I climb back out of bed, careful not to put anything out of place, go to her Pinterest-perfect room, where she has pushed the wall so hard, the bed is now several feet from its original spot, and her blanket is lying on the floor, discarded in a fit of rage from being left alone in her room. Did I mention the “scary monster sound” coming from the closet?


I take a deep breath and try to calm her.


Once I realize the only calming thing is my arms, I take her to my room, where she finds that perfect spot that a parent seems to develop after their child is born.


It’s that warm spot from your elbow to your shoulder, where babies just seem to fit perfectly and no harm can happen to anyone.


She’s snoring before I have an opportunity to give her back her blankie and push play on her movie.

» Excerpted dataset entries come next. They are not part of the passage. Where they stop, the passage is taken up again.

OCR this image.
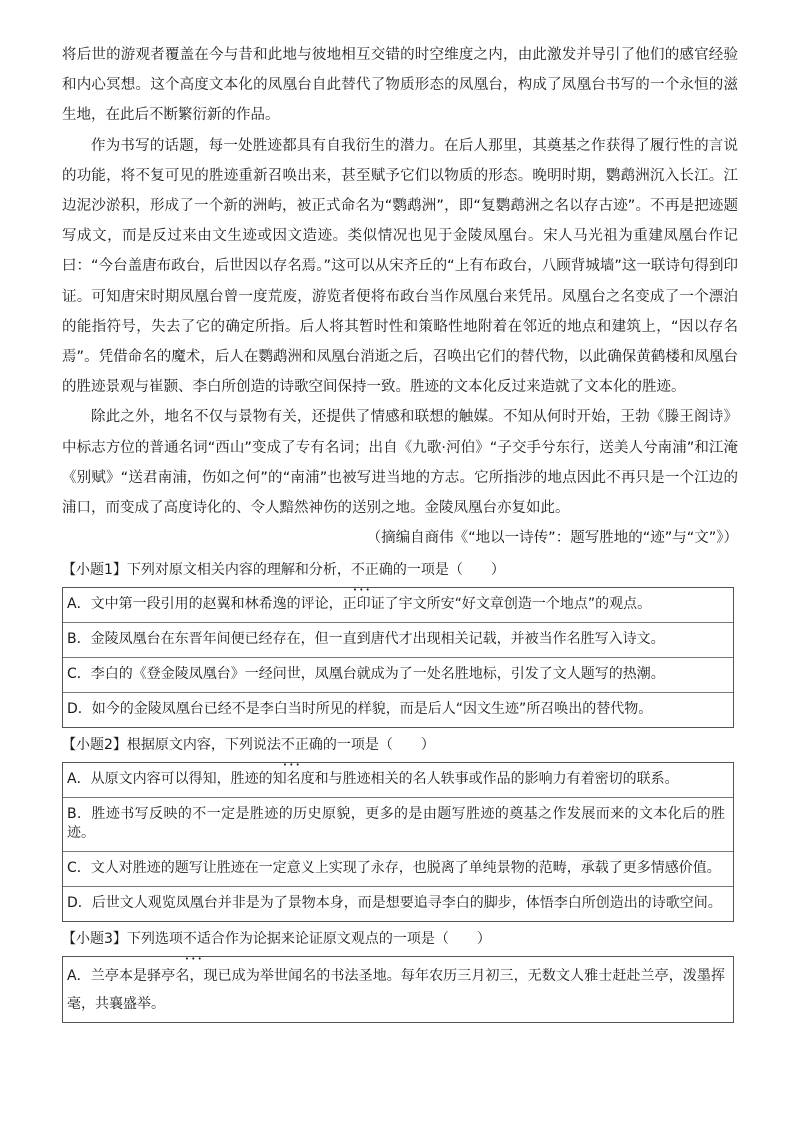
将后世的游观者覆盖在今与昔和此地与彼地相互交错的时空维度之内，由此激发并导引了他们的感官经验和内心冥想。这个高度文本化的凤凰台自此替代了物质形态的凤凰台，构成了凤凰台书写的一个永恒的滋生地，在此后不断繁衍新的作品。

作为书写的话题，每一处胜迹都具有自我衍生的潜力。在后人那里，其奠基之作获得了履行性的言说的功能，将不复可见的胜迹重新召唤出来，甚至赋予它们以物质的形态。晚明时期，鹦鹉洲沉入长江。江边泥沙淤积，形成了一个新的洲屿，被正式命名为“鹦鹉洲”，即“复鹦鹉洲之名以存古迹”。不再是把迹题写成文，而是反过来由文生迹或因文造迹。类似情况也见于金陵凤凰台。宋人马光祖为重建凤凰台作记曰：“今台盖唐布政台，后世因以存名焉。”这可以从宋齐丘的“上有布政台，八顾背城墙”这一联诗句得到印证。可知唐宋时期凤凰台曾一度荒废，游览者便将布政台当作凤凰台来凭吊。凤凰台之名变成了一个漂泊的能指符号，失去了它的确定所指。后人将其暂时性和策略性地附着在邻近的地点和建筑上，“因以存名焉”。凭借命名的魔术，后人在鹦鹉洲和凤凰台消逝之后，召唤出它们的替代物，以此确保黄鹤楼和凤凰台的胜迹景观与崔颢、李白所创造的诗歌空间保持一致。胜迹的文本化反过来造就了文本化的胜迹。

除此之外，地名不仅与景物有关，还提供了情感和联想的触媒。不知从何时开始，王勃《滕王阁诗》中标志方位的普通名词“西山”变成了专有名词；出自《九歌·河伯》“子交手兮东行，送美人兮南浦”和江淹《别赋》“送君南浦，伤如之何”的“南浦”也被写进当地的方志。它所指涉的地点因此不再只是一个江边的浦口，而变成了高度诗化的、令人黯然神伤的送别之地。金陵凤凰台亦复如此。

（摘编自商伟《“地以一诗传”：题写胜地的“迹”与“文”》）

【小题1】下列对原文相关内容的理解和分析，不正确 • • •的一项是（　　）

A．文中第一段引用的赵翼和林希逸的评论，正印证了宇文所安“好文章创造一个地点”的观点。
B．金陵凤凰台在东晋年间便已经存在，但一直到唐代才出现相关记载，并被当作名胜写入诗文。
C．李白的《登金陵凤凰台》一经问世，凤凰台就成为了一处名胜地标，引发了文人题写的热潮。
D．如今的金陵凤凰台已经不是李白当时所见的样貌，而是后人“因文生迹”所召唤出的替代物。

【小题2】根据原文内容，下列说法不正确 • • •的一项是（　　）

A．从原文内容可以得知，胜迹的知名度和与胜迹相关的名人轶事或作品的影响力有着密切的联系。
B．胜迹书写反映的不一定是胜迹的历史原貌，更多的是由题写胜迹的奠基之作发展而来的文本化后的胜迹。
C．文人对胜迹的题写让胜迹在一定意义上实现了永存，也脱离了单纯景物的范畴，承载了更多情感价值。
D．后世文人观览凤凰台并非是为了景物本身，而是想要追寻李白的脚步，体悟李白所创造出的诗歌空间。

【小题3】下列选项不适合 • • •作为论据来论证原文观点的一项是（　　）

A．兰亭本是驿亭名，现已成为举世闻名的书法圣地。每年农历三月初三，无数文人雅士赶赴兰亭，泼墨挥毫，共襄盛举。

In the morning, the alarm shouts way too early, and that little snorer is up and once again dancing to the musical talents of Zac Efron before I have a chance to take my first sip of coffee.
By the time I have shoes on, she has scattered more blocks, more dolls, several coat hangers, her Minnie Mouse vacuum, and someone’s fuzzy toothbrush, and she’s outside in her dad’s shirt digging in the yard for fairy treasure.


My house no longer looks like Pinterest, Instagram, or even a crumpled Wal-Mart ad in the trash bin. My house looks like the Warren Family lives here.
I got frustrated and slightly overwhelmed. I raised my voice when I probably should not have.


But as I put the blocks back into the tiny bin, rushing because I knew there were Sun Sands to be latched and a dog to be crated before I ran out the door, a little hand dropped a red block into the basket.


She then looked at me and exclaimed, “Good job, Mommy! You’re just the best.”


Then she clapped. For me.


My house may not always look like Pinterest and Instagram, and my follower count might have dropped by 150 people in the last month, but this morning I got applause from the smallest and most important fan I have.


So, if your house is covered in blocks, crayons, or even toilet paper because somehow she found that, too, just remember to take a bow in the middle of the circus. Because you’re the best ringleader they will ever see. And right now, this is the greatest show.